Pero por suerte, en esta maldita crisis sanitaria también estamos descubriendo lo mejor de la sociedad. Salvo algunas excepciones (siempre los hay que deben dar la nota) la mayoría de la ciudadanía cumple a rajatabla el confinamiento. Por ejemplo, hace un par de días, el compañero Raúl Cosano recogía que el tráfico de gente en Reus había caído un 82%. O sea, que las calles están desiertas y más silenciosas que nunca. Algo que nadie hubiera llegado a imaginar un mes atrás. 

Imagen de una desértica plaza Llibertat. FOTO: A. González

Más allá de hacer los deberes en materia de confinamiento, muchas personas también están mostrando su lado más solidario llevando comida a casa de las personas mayores o confeccionando mascarillas como el grupo de costureras de Tarragona. Por no hablar de los sanitarios (desde aquí mi más sentido reconocimiento) que a diario se enfrentan a un tsunami sin precedentes.

Medidas anticoronavirus

La semana que dejamos atrás también ha supuesto nuevas cancelaciones como todos los actos de Semana Santa.
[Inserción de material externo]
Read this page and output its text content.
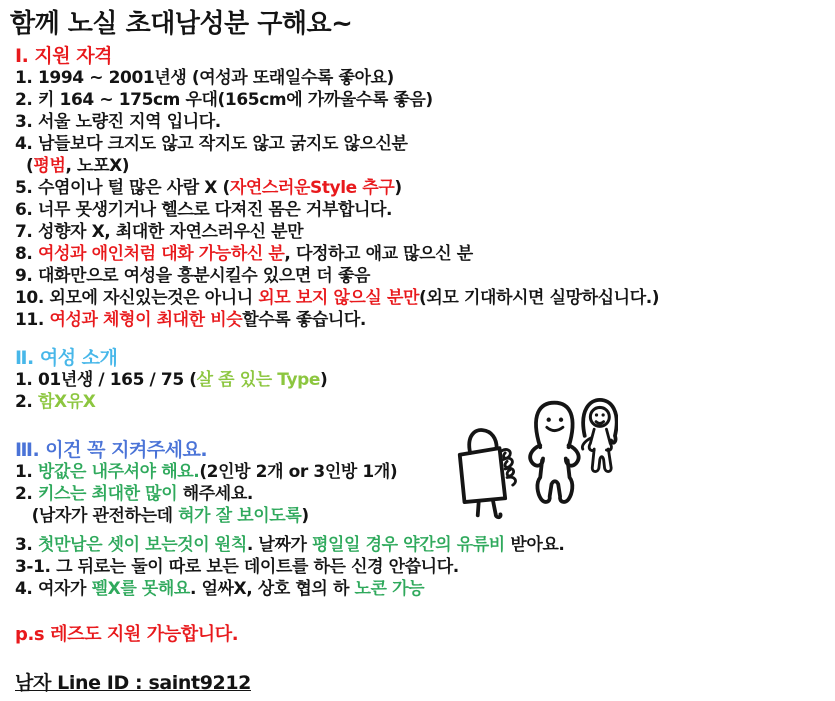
함께 노실 초대남성분 구해요~
Ⅰ. 지원 자격
1. 1994 ~ 2001년생 (여성과 또래일수록 좋아요)
2. 키 164 ~ 175cm 우대(165cm에 가까울수록 좋음)
3. 서울 노량진 지역 입니다.
4. 남들보다 크지도 않고 작지도 않고 굵지도 않으신분
(평범, 노포X)
5. 수염이나 털 많은 사람 X (자연스러운Style 추구)
6. 너무 못생기거나 헬스로 다져진 몸은 거부합니다.
7. 성향자 X, 최대한 자연스러우신 분만
8. 여성과 애인처럼 대화 가능하신 분, 다정하고 애교 많으신 분
9. 대화만으로 여성을 흥분시킬수 있으면 더 좋음
10. 외모에 자신있는것은 아니니 외모 보지 않으실 분만(외모 기대하시면 실망하십니다.)
11. 여성과 체형이 최대한 비슷할수록 좋습니다.
Ⅱ. 여성 소개
1. 01년생 / 165 / 75 (살 좀 있는 Type)
2. 함X유X
Ⅲ. 이건 꼭 지켜주세요.
1. 방값은 내주셔야 해요.(2인방 2개 or 3인방 1개)
2. 키스는 최대한 많이 해주세요.
(남자가 관전하는데 혀가 잘 보이도록)
3. 첫만남은 셋이 보는것이 원칙. 날짜가 평일일 경우 약간의 유류비 받아요.
3-1. 그 뒤로는 둘이 따로 보든 데이트를 하든 신경 안씁니다.
4. 여자가 펠X를 못해요. 얼싸X, 상호 협의 하 노콘 가능

p.s 레즈도 지원 가능합니다.

남자 Line ID : saint9212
El Ayuntamiento de Reus, por su parte, ha ido desgranando las medidas que aplicará para reducir la propagación del Covid-19 y hacer más llevadero su terrible impacto futuro. 

Suspensión de los impuestos municipales (pasarán a pagarse en un mínimo de tres meses), de la zona azul, de la cuota de las guarderías públicas o el incremento de la comida a domicilio en materia de servicios sociales. 

El consistorio tenía que reunirse el miércoles con Adif para tratar el apeadero de Bellissens

Las primeras medidas las explicó el alcalde Carles Pellicer el pasado miércoles día 18. Curiosamente, ese mismo día el alcalde tenía agendado reunirse en Madrid con Adif para hablar sobre el apeadero de Bellissens. Tenía que ser un encuentro clave para negociar su futuro, ya que Adif tiene al fin listo el estudio de demanda para su construcción. 

Eso habría sido en condiciones normales, aunque no deja de sorprender el ‘gafe’ que acarrea en estos 20 años de reclamaciones, y que ahora parece que serán muchos más. A su exclusión de los presupuestos, el último fracaso se produjo con el cambio de Gobierno que obligó a reiniciar, por enésima vez, los contactos para su ejecución. El caso del apeadero de Bellissens es un ejemplo más de los devastadores efectos del Covid-19, aunque algún lejano día, cuando recuperemos la normalidad, deberá ponerse otra vez sobre la mesa. Y no sólo Bellissens, sino también las otras infraestructuras básicas para un territorio que requerirá de todo lo que esté en su mano para tirar adelante.